Fernão Lopes de Castanheda (Santarém, c. 1500 - 1559 in Coimbra) was a Portuguese historian in the early Renaissance.
His "History of the discovery and conquest of India", full of geographic and ethnographic objective information, was widely translated throughout Europe.

== Life ==
Castanheda was the natural son of a royal officer, who held the post of judge in Goa. In 1528, he accompanied his father to Portuguese India and to the Moluccas. There he remained ten years, from 1528 to 1538, during which he gathered as much information as he could about the discovery and conquest of India by the Portuguese, in order to write a book on the subject. In 1538, he returned to Portugal, having collected from written and oral sources material for his great historical work.
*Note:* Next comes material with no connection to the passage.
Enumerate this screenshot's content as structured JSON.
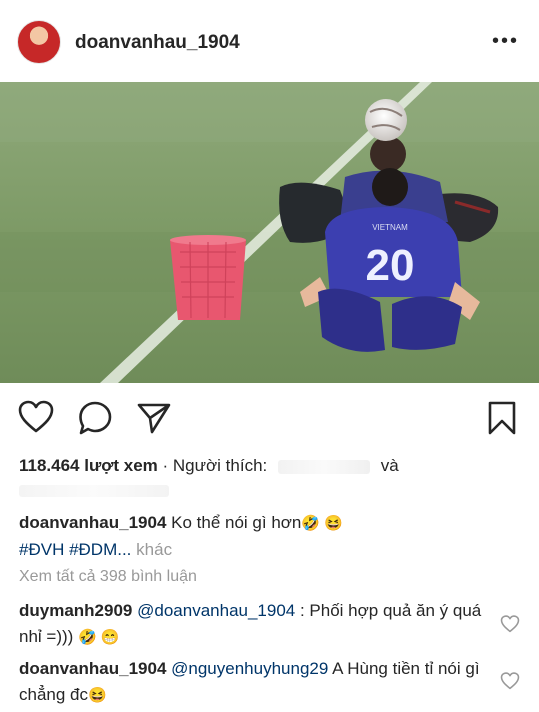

In serious economic difficulties, he settled in Coimbra, where he held a modest post of bedel in the University of Coimbra.

== Works ==
Eight of the ten books of Castanheda's "História do descobrimento e conquista da Índia pelos portugueses" (History of the discovery and conquest of India by the Portuguese) were printed in Coimbra: the first volume was issued in 1551, with a second edition in 1554. Six more volumes were published in his lifetime and three posthumously.
After the eighth volume was issued, regent Queen D. Catarina, pressured by few noblemen who disliked the objectivity of Castanheda, banned the printing of the remaining ninth and tenth volumes. His work, full of geographic and ethnographic information, was soon widely translated throughout Europe, first into French by Nicolas de Grouchy, a teacher at the University, Spanish (1554), Italian (1578) and English (1582).